New England is known for being an excellent source of lobster and other seafood. But while fishing is done locally, much of the processing is outsourced to other countries. A lack of local manpower means scallops caught off the coast of Massachusetts might travel to China or India for processing before they appear on your plate at a restaurant in Boston.
Northeastern professor Taskin Padir is hoping to change that. He was selected to lead a new project to bring collaborative robots developed at the university into processing plants at America's busiest fishing port, located in New Bedford, Massachusetts. The goal, he said, is to increase production and efficiency, keep workers safe, and stimulate local job growth.
"We want to be able to process more fish locally so that we can generate more jobs and import less," said Padir, an associate professor of electrical and computer engineering.
Padir envisions that the robots will first be tasked with testing the quality of fish. Workers now pick up fish and decide whether it meets food quality standards, feeling for just the right amount of squishiness.

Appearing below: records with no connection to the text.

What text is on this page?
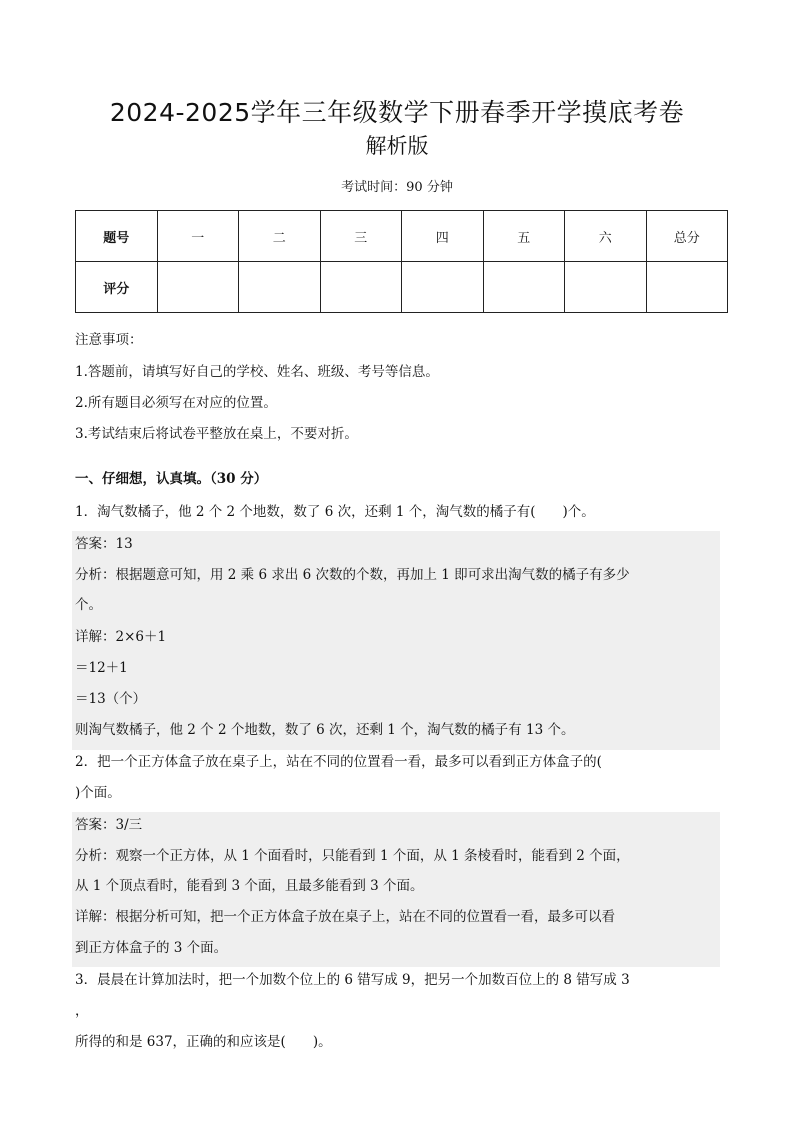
2024-2025学年三年级数学下册春季开学摸底考卷
解析版
考试时间：90 分钟
题号	一	二	三	四	五	六	总分
评分							
注意事项：
1.答题前，请填写好自己的学校、姓名、班级、考号等信息。
2.所有题目必须写在对应的位置。
3.考试结束后将试卷平整放在桌上，不要对折。
一、仔细想，认真填。（30 分）
1．淘气数橘子，他 2 个 2 个地数，数了 6 次，还剩 1 个，淘气数的橘子有(　　)个。
答案：13
分析：根据题意可知，用 2 乘 6 求出 6 次数的个数，再加上 1 即可求出淘气数的橘子有多少
个。
详解：2×6＋1
＝12＋1
＝13（个）
则淘气数橘子，他 2 个 2 个地数，数了 6 次，还剩 1 个，淘气数的橘子有 13 个。
2．把一个正方体盒子放在桌子上，站在不同的位置看一看，最多可以看到正方体盒子的(
)个面。
答案：3/三
分析：观察一个正方体，从 1 个面看时，只能看到 1 个面，从 1 条棱看时，能看到 2 个面，
从 1 个顶点看时，能看到 3 个面，且最多能看到 3 个面。
详解：根据分析可知，把一个正方体盒子放在桌子上，站在不同的位置看一看，最多可以看
到正方体盒子的 3 个面。
3．晨晨在计算加法时，把一个加数个位上的 6 错写成 9，把另一个加数百位上的 8 错写成 3
，
所得的和是 637，正确的和应该是(　　)。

Padir's lab at Northeastern has been developing algorithms for a robotic hand called Sawyer, which could be programmed to identify the ideal fish texture and softness with the goal of helping workers process more fish faster.
Padir visited several seafood processing plants in New Bedford to understand the challenges and opportunities within the industry and found that company owners were enthusiastic about bringing in robots.
"We welcome the idea of bringing automation to our processing plant," said John Roberts, director of operations at channel fish processing. "It's often difficult to find employees to work under the conditions we need to maintain in order to keep the fish fresh."
Seafood processing plants are inherently harsh environments for humans, Padir said. The factories are kept cold to keep fish fresh. There's often slushy water and ice coating the floors, making them slippery. And some of the tasks, such as cutting and portioning fish, are dangerous. These factors limit the number of people interested in working at processing plants.
Operations can also be unpredictable. For example, Padir said seafood companies often can't recruit enough workers to handle the influx of orders they receive over the holidays.
Adding a system of robots to the existing processing line in seafood plants could double or even triple the production, Padir said. This would allow both small and large plants to reduce imports and complete more processing work locally.
The project, called Collaborative Robotics to Foster Innovation in Seafood Handling, or FISH, was selected to receive funding from Advanced Robotics for Manufacturing, a national consortium dedicated to improving the workforce with robotics. The project, said a representative from Advanced Robotics for Manufacturing, will begin when all agreements are in place.
Padir said that the robots and humans will work collaboratively, with robots performing much of the inspection and handling and humans completing the more complicated tasks, such as trimming left-over skin patches or bones. Eventually, he said, robots could be developed to handle dangerous duties such as cutting fish.
"It would be very hard for a robot to do the whole process from end-to-end," Padir said. "But through meaningful collaboration, we can introduce robots and potentially double-up the volume of the seafood that will be processed. That means more revenue for the company and more jobs for U.S. workers."